Sunday, April 06, 2008

Dousing the flames

To fight fires more effectively the Greek inventor Ctesibius, who lived in Alexandria in the 3rd century BC, devised a pump to replace buckets of water, This was bettered four centuries later by the inventor Hero whose hand powered pistons forced water through a pipe and a nozzle. Emperor Augustus created the world's first fire brigade in Rome in AD6, with 7000 vigiles.

Coordinated fire-fighting was rare in Roman and medieval Britain. But from the 13th century some towns required householders to own equipment - after 1574 the inhabitants of Winchester had to bring their buckets of water to quench fires. The Great Fire of London 1666, which left more than 100 000 homeless, showed the need for a more effective system.

The City of London council made provision for men to patrol the city looking for blazes, but did not see the need to organise fire-fighting. That was left to insurance companies, who established private fire brigades. The first, set up by the Phoenix Fire Office in 1684, was probably staffed by watermen.

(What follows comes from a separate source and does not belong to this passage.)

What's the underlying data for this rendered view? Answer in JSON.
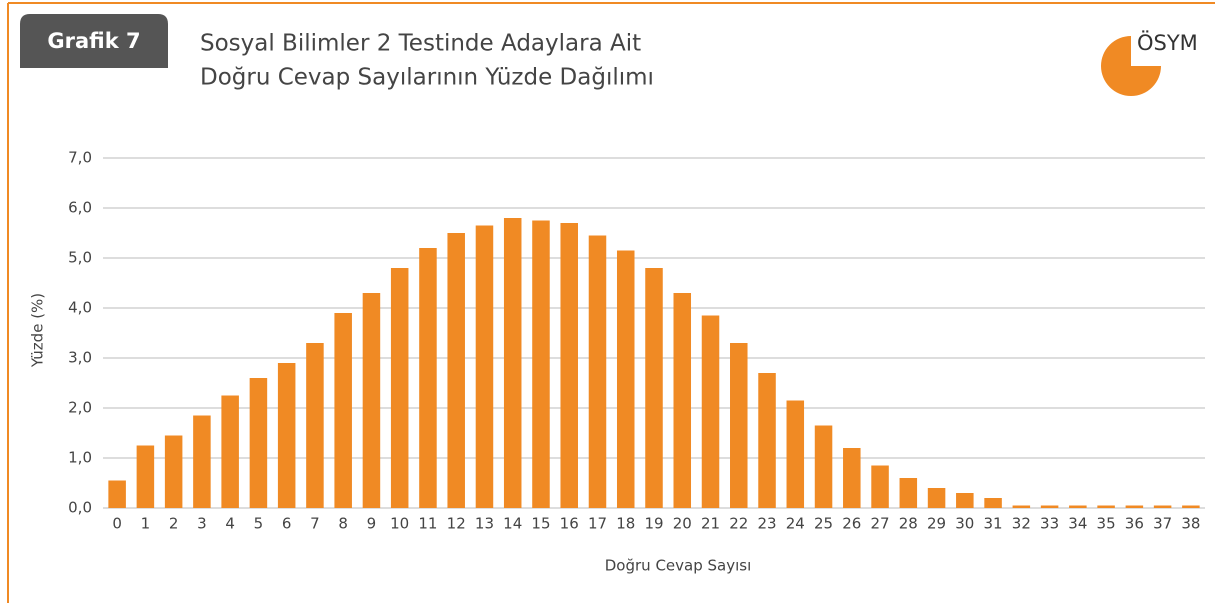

A lever-operated pump mounted on a carriage was built in Germany in 1518, and by 1632 there was a fire engine in use in London. In 1712 John Grey and Nicholas Mandell patented a pump fitted with an air vessel, which produced a continuous jet. Long hoses, used from 1672 in Holland, were introduced into England in 1688.

John Braithwaite and John Ericsson increased the force of the jet with their 1829 steam fire engine. It was cumbersome and slow, and manual pumps continued to be used until motorised fire engines were invented in 1910.